If we open with a raise and he 3-bets, there are very few bluff 4-bets. That’s because stacks are fairly short and we don’t have too much fold equity over a 3-bet. If we make it 2 BB and he makes it 4 BB, there are a few bluffs, mostly with weak suited aces and kings.

Now we’re looking at the strategy from the BB after the button just limped. There are a few complicated entries, because the follow-ups don’t always fit nicely into a compact table like this. The most complicated example is probably T6s. With T6s, the solution makes it 2 BB 80% of the time, checks 10% of the time, and makes it 3 BB 10%. After both of those raises, it’s willing to call a half-pot 3-bet, but nothing bigger. A lower- case “p” without an asterisk means that it will fold to any sized 3-bet.

Most weak hands are simply checked behind. The bluffs tend to be hands with one high card that could potentially hit a top pair and take the lead. Suited connectors are less valuable due to the short stacks (smaller implied odds), as well as the fact that he’s less likely to flop a big hand. If

The big blind never folds when the button min-raises. Aces always 3-bet and there are also a few bluffs thrown in for balance (good suited and offsuit connectors, plus some garbage hands like T2o).

Notice that the solution for calling an open jam for 20 BB here isn’t the same as you might find in a Nash equilibrium solution on the web or in another book. That’s because that other solution is calling a push when the button was forced to only push or fold. In this case, our button has many other options besides push/fold, so his pushing distribution is different. Our button pushes occasionally with 22 and A9o, plus a few other hands that push less than 5%, so they don’t show up on the table. So our push-calling strategy is heavily weighted to counter those hands, which is why you see odd strategies, like preferring to call with QTo over QJo (QT actually does better against those hands!). In practice, calling or folding with both of those hands is equally fine and you shouldn’t worry about little nuances like this.
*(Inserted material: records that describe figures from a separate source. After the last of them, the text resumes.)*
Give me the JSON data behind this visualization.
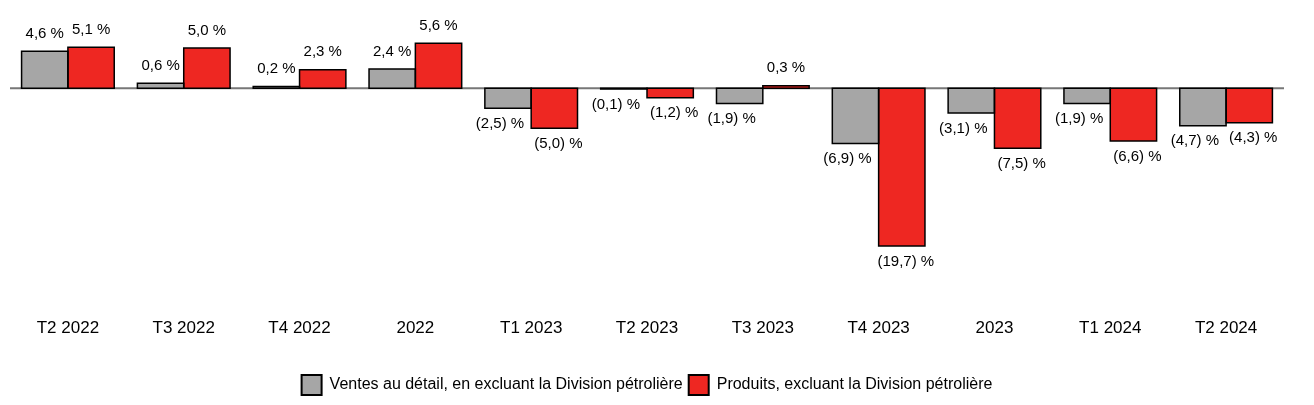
{
  "chart_data": {
    "type": "bar",
    "categories": [
      "T2 2022",
      "T3 2022",
      "T4 2022",
      "2022",
      "T1 2023",
      "T2 2023",
      "T3 2023",
      "T4 2023",
      "2023",
      "T1 2024",
      "T2 2024"
    ],
    "series": [
      {
        "name": "Ventes au détail, en excluant la Division pétrolière",
        "color": "#a6a6a6",
        "values": [
          4.6,
          0.6,
          0.2,
          2.4,
          -2.5,
          -0.1,
          -1.9,
          -6.9,
          -3.1,
          -1.9,
          -4.7
        ],
        "value_labels": [
          "4,6 %",
          "0,6 %",
          "0,2 %",
          "2,4 %",
          "(2,5) %",
          "(0,1) %",
          "(1,9) %",
          "(6,9) %",
          "(3,1) %",
          "(1,9) %",
          "(4,7) %"
        ]
      },
      {
        "name": "Produits, excluant la Division pétrolière",
        "color": "#ee2722",
        "values": [
          5.1,
          5.0,
          2.3,
          5.6,
          -5.0,
          -1.2,
          0.3,
          -19.7,
          -7.5,
          -6.6,
          -4.3
        ],
        "value_labels": [
          "5,1 %",
          "5,0 %",
          "2,3 %",
          "5,6 %",
          "(5,0) %",
          "(1,2) %",
          "0,3 %",
          "(19,7) %",
          "(7,5) %",
          "(6,6) %",
          "(4,3) %"
        ]
      }
    ],
    "grid": false,
    "legend": "bottom"
  }
}
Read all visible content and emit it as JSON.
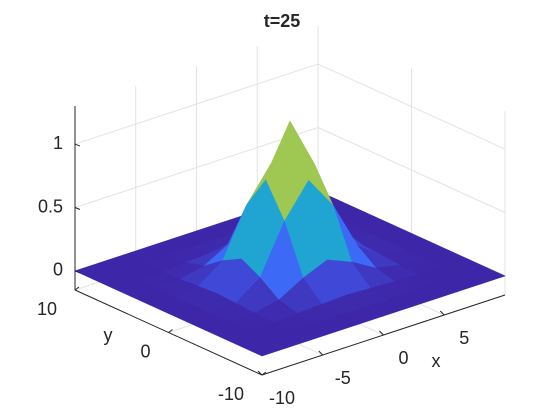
{
  "chart_data": {
    "type": "surface",
    "title": "t=25",
    "xlabel": "x",
    "ylabel": "y",
    "x": [
      -10,
      -8,
      -6,
      -4,
      -2,
      0,
      2,
      4,
      6,
      8,
      10
    ],
    "y": [
      -10,
      -8,
      -6,
      -4,
      -2,
      0,
      2,
      4,
      6,
      8,
      10
    ],
    "z": [
      [
        0,
        0,
        0,
        0,
        0,
        0,
        0,
        0,
        0,
        0,
        0
      ],
      [
        0,
        0,
        0,
        0,
        0,
        0,
        0,
        0,
        0,
        0,
        0
      ],
      [
        0,
        0,
        0,
        0.01,
        0.02,
        0.03,
        0.02,
        0.01,
        0,
        0,
        0
      ],
      [
        0,
        0,
        0.01,
        0.05,
        0.16,
        0.24,
        0.16,
        0.05,
        0.01,
        0,
        0
      ],
      [
        0,
        0,
        0.02,
        0.16,
        0.54,
        0.8,
        0.54,
        0.16,
        0.02,
        0,
        0
      ],
      [
        0,
        0,
        0.03,
        0.24,
        0.8,
        1.2,
        0.8,
        0.24,
        0.03,
        0,
        0
      ],
      [
        0,
        0,
        0.02,
        0.16,
        0.54,
        0.8,
        0.54,
        0.16,
        0.02,
        0,
        0
      ],
      [
        0,
        0,
        0.01,
        0.05,
        0.16,
        0.24,
        0.16,
        0.05,
        0.01,
        0,
        0
      ],
      [
        0,
        0,
        0,
        0.01,
        0.02,
        0.03,
        0.02,
        0.01,
        0,
        0,
        0
      ],
      [
        0,
        0,
        0,
        0,
        0,
        0,
        0,
        0,
        0,
        0,
        0
      ],
      [
        0,
        0,
        0,
        0,
        0,
        0,
        0,
        0,
        0,
        0,
        0
      ]
    ],
    "xlim": [
      -10,
      10
    ],
    "ylim": [
      -10,
      10
    ],
    "zlim": [
      -0.15,
      1.3
    ],
    "xticks": [
      -10,
      -5,
      0,
      5
    ],
    "yticks": [
      -10,
      0,
      10
    ],
    "zticks": [
      0,
      0.5,
      1
    ],
    "grid": true,
    "colormap": [
      "#3e26a8",
      "#4162fc",
      "#1f9fd8",
      "#27bdae",
      "#8ccb56",
      "#f3b93a",
      "#f9fb15"
    ]
  }
}
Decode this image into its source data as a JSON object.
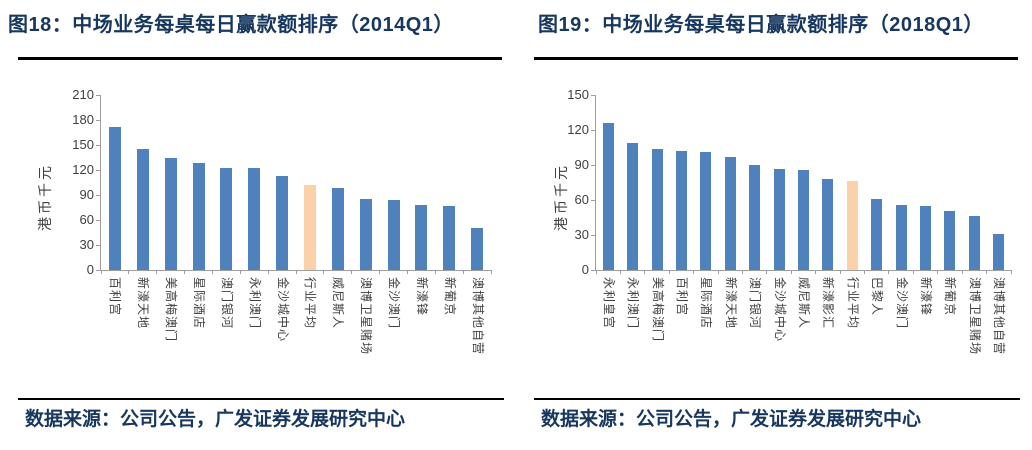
{
  "panels": [
    {
      "title": "图18：中场业务每桌每日赢款额排序（2014Q1）",
      "source": "数据来源：公司公告，广发证券发展研究中心"
    },
    {
      "title": "图19：中场业务每桌每日赢款额排序（2018Q1）",
      "source": "数据来源：公司公告，广发证券发展研究中心"
    }
  ],
  "colors": {
    "bar": "#4F81BD",
    "highlight": "#FAD1A8",
    "title_text": "#17375E",
    "axis": "#9E9E9E",
    "tick_text": "#3F3F3F",
    "rule": "#000000"
  },
  "chart_data": [
    {
      "type": "bar",
      "title": "图18：中场业务每桌每日赢款额排序（2014Q1）",
      "xlabel": "",
      "ylabel": "港币千元",
      "ylim": [
        0,
        210
      ],
      "ytick_step": 30,
      "grid": false,
      "legend": "none",
      "categories": [
        "百利宫",
        "新濠天地",
        "美高梅澳门",
        "星际酒店",
        "澳门银河",
        "永利澳门",
        "金沙城中心",
        "行业平均",
        "威尼斯人",
        "澳博卫星赌场",
        "金沙澳门",
        "新濠锋",
        "新葡京",
        "澳博其他自营"
      ],
      "values": [
        172,
        145,
        135,
        128,
        123,
        122,
        113,
        102,
        98,
        85,
        84,
        78,
        77,
        51
      ],
      "highlight_category": "行业平均"
    },
    {
      "type": "bar",
      "title": "图19：中场业务每桌每日赢款额排序（2018Q1）",
      "xlabel": "",
      "ylabel": "港币千元",
      "ylim": [
        0,
        150
      ],
      "ytick_step": 30,
      "grid": false,
      "legend": "none",
      "categories": [
        "永利皇宫",
        "永利澳门",
        "美高梅澳门",
        "百利宫",
        "星际酒店",
        "新濠天地",
        "澳门银河",
        "金沙城中心",
        "威尼斯人",
        "新濠影汇",
        "行业平均",
        "巴黎人",
        "金沙澳门",
        "新濠锋",
        "新葡京",
        "澳博卫星赌场",
        "澳博其他自营"
      ],
      "values": [
        126,
        109,
        104,
        102,
        101,
        97,
        90,
        87,
        86,
        78,
        76,
        61,
        56,
        55,
        51,
        46,
        31
      ],
      "highlight_category": "行业平均"
    }
  ]
}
Now we’ll repeat all the same tables, but with 15 BB effective stacks.

Open pushing is more common at this shorter effective stack; in fact, we rarely make the smaller raise. Limping is still prevalent for the reasons outlined earlier and pocket aces now join the list of limp-trappers.

The 15 BB solution after the button limps is very similar to the 20 BB solution. There is still a variety of bet sizes—the solution freely uses all of the bet-size options it was given (2 BB, 3 BB, 4 BB, and jamming to 15 BB).

Here’s a difference from the 20 BB solution: The BB will occasionally fold to a min-raise at 15 BB stacks. A shorter stack is an overall advantage to the BB, since on average he’ll be out of position for fewer betting decisions. But this advantage mostly helps his strong hands. Weak hands are actually worse with shorter stacks; you have worse implied odds and you can’t bluff as much post-flop (less fold equity). So while over all hands the BB is happier with a short stack, his weak hands are less desirable, so they fold despite getting the 3-to-1 pot odds.

Again, this solution of calling an open jam isn’t the same as an equilibrium solution when the button is forced to jam or fold.

Although these solutions don’t take advantage of weaknesses in your opponent’s play, they’re very strong and sound strategies to use without deviation. These strategies have been field-tested in actual play and have proved to be extremely profitable. You can’t really go wrong to play “by the book” in these cases.